Año de Hashim Thaci

En el momento en que todo el mundo pensaba que Hashim Thaci estaba completando su carrera política con una posición ceremonial, como la del presidente de Kosovo, sin mayor responsabilidad ejecutiva, tomó medidas que una vez más lo restablecieron a la posición del líder político de Kosovo. Todo el año 2018 en [...]
En el momento en que todo el mundo pensaba que Hashim Thaci estaba completando su carrera política con una posición ceremonial, como la del presidente de Kosovo, sin mayor responsabilidad ejecutiva, tomó medidas que una vez más lo restablecieron a la posición del líder político de Kosovo.
Todo el año 2018 en Kosovo fue hablando del acuerdo final con Serbia, que ahora según las advertencias se pueden alcanzar en la primera parte de este año. Cuando el año pasado informó y habló sobre cómo parte de este acuerdo estaba negociando los intercambios de territorios, pocos lo creían, hasta que el mismo Thaci apareció en público y apoyó esta idea, que decía que era suya.
El Presidente Thaci habló de cómo a través de este acuerdo, con el proceso de <x0 confianzacorrección de las fronteras correspondientes a Kosovo se uniría a tres municipios albaneses en Serbia, Presevo, Medveja y Bujanovac. Pero nunca dijo lo que se podría dar a Serbia a cambio, lo que muchos creen que son los municipios del norte de Kosovo.
Thaci casi por su cuenta comenzó a comercializar su idea, a menudo frecuentando conferencias sobre el tema, ya que dijo que planea mejorar los errores históricos al adjuntar Kosovo a los trenes del valle que están habitados por albaneses.
Pero el presidente se enfrentaba a una mayor oposición de lo que podía imaginar. Su idea también comenzó a oponerse a antiguos socios en el PDK. Kadri Wessel a menudo se opuso a la idea de los intercambios territoriales, llamándola una idea de Serbia y Rusia, mientras que el Primer Ministro Ramush Haradinaj lanzó una oposición abierta a Thaci, diciendo que las fronteras de <x0 títulos sólo juegan el Chimma correspondiox1, refiriéndose a la guerra.
Esto no decepcionó a Thaci. Es conocido como un político que logra sus metas a través de varias maniobras políticas, a menudo dejando a otros políticos para dormir. En una conferencia del año pasado, Thaci amenazó abiertamente al Primer Ministro Ramush Haradinaj con el despido, lo que le impidió alcanzar este objetivo con todos los medios posibles.
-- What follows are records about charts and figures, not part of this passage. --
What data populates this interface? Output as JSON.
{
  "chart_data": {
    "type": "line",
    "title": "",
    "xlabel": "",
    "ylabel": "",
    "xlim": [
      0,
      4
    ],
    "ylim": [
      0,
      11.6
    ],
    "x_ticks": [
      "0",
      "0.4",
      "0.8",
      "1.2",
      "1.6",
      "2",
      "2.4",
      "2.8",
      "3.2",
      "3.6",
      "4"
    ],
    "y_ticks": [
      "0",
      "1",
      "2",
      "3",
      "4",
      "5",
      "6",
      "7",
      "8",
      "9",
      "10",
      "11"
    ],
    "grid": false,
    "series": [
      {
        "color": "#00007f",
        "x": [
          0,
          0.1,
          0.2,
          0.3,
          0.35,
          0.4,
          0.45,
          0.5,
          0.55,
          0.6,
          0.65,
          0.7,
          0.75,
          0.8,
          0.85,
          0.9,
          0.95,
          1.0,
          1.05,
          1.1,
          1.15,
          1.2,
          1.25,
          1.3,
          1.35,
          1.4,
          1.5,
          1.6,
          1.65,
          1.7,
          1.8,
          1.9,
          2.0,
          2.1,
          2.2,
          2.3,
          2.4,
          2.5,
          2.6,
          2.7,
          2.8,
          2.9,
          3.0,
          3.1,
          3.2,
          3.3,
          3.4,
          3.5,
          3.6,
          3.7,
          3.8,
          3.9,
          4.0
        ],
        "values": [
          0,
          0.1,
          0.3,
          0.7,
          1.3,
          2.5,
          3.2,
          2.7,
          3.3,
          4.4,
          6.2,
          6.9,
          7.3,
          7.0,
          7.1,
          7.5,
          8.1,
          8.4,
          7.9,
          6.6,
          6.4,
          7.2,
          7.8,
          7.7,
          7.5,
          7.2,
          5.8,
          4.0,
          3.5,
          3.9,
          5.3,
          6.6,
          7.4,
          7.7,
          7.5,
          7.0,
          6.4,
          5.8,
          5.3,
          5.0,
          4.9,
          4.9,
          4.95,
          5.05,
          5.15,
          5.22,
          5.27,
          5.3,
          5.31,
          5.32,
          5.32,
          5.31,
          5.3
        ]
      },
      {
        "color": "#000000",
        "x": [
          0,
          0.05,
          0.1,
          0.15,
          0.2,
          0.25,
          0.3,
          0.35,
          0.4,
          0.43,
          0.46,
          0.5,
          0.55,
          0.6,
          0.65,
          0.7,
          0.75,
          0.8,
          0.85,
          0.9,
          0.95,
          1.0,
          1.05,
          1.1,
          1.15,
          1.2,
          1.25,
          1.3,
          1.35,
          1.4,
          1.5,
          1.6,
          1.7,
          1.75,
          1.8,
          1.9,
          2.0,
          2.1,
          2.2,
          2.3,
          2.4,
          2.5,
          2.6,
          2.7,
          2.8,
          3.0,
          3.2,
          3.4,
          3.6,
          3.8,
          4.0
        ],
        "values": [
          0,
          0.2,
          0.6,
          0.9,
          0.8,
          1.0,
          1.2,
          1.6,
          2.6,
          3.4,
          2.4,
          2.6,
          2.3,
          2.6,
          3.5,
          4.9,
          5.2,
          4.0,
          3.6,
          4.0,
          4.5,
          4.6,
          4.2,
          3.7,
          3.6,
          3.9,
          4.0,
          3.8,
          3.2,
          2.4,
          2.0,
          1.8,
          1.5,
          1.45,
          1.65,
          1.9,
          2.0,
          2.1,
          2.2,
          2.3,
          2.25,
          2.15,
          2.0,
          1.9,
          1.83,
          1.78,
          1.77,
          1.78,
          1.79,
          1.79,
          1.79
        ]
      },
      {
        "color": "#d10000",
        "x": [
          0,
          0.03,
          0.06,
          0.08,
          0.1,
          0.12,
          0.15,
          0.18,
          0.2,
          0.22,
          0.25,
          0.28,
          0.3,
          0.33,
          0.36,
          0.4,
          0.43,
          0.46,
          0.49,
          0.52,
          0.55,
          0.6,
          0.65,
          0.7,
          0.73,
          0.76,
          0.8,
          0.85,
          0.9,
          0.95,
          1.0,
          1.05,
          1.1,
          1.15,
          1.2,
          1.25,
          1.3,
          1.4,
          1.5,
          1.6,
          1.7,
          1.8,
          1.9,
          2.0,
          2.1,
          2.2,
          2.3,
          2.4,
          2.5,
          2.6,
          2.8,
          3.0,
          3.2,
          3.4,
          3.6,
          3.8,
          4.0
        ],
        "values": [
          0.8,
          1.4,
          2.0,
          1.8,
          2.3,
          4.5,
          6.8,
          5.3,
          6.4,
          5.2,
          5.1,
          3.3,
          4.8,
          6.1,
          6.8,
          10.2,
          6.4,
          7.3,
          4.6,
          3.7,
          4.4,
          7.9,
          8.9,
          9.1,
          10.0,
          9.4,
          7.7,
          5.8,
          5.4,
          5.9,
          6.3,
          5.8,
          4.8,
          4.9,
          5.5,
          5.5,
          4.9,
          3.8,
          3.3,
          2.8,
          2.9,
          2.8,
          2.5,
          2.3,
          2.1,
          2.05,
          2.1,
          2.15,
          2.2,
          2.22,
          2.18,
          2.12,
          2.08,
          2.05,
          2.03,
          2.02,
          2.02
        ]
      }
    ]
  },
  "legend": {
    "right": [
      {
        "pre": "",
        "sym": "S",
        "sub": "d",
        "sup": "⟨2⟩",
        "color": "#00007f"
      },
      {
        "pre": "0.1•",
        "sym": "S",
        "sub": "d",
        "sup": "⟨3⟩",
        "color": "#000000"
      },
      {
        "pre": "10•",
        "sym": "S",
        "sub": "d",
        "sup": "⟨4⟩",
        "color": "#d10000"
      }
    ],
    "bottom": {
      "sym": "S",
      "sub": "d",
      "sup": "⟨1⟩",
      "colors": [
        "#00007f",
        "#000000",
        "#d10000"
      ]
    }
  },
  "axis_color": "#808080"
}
Incluso muchas personas creen que incluso el impuesto sobre Serbia ha sido hecho sólo para alterar las relaciones de Thaci con el presidente serbio Aleksandar Vucic.
El 29 de septiembre de 2018, el Movimiento Vetevendosje, con el apoyo de varios funcionarios del LDK y otros de la sociedad civil, realizó una protesta con el lema "Seguido" Un pueblo de São se somete a un títulox1 título. La protesta fue organizada contra las intenciones de Thaci de acuerdo con Serbia, sin embargo, a pesar de su masa, Thaci de nuevo no paró y ignoró por completo el movimiento de protesta. Incluso visitó el Lago Uyman ese día, que es territorio controvertido en caso de que Kosovo y Serbia estén de acuerdo en el intercambio territorial.
Vetevendosje desde que esa protesta ha hecho menos y menos oposición a Thaci. Además de un discurso cada vez más diminuto en el país y los medios de comunicación, los funcionarios de VV no han considerado razonable tomar acciones más radicales contra Thaci, como lo fue la última protesta. Después de todo, incluso esa protesta fue vista como una organización sólo para probar su poder, tras la ruptura que el partido de Albin Kurti había experimentado cuando 13 diputados habían dejado Vetevendosje para seguir un nuevo curso político.
Hoy Thaci parece haberse acercado a darse cuenta de su idea más que nunca. La Asamblea de Kosovo ya ha votado un equipo de negociación, que dirige Shpend Ahmeti y Fatmir Limaj, ambos Thaci. También ha recibido una carta del presidente estadounidense Donald Trump, que apoya la realización del acuerdo final con Serbia, que se cree que traerá el reconocimiento de Kosovo de Serbia, la sede de la ONU y la abolición de la Resolución 1244.
Sus críticos están cansados, pero no el presidente.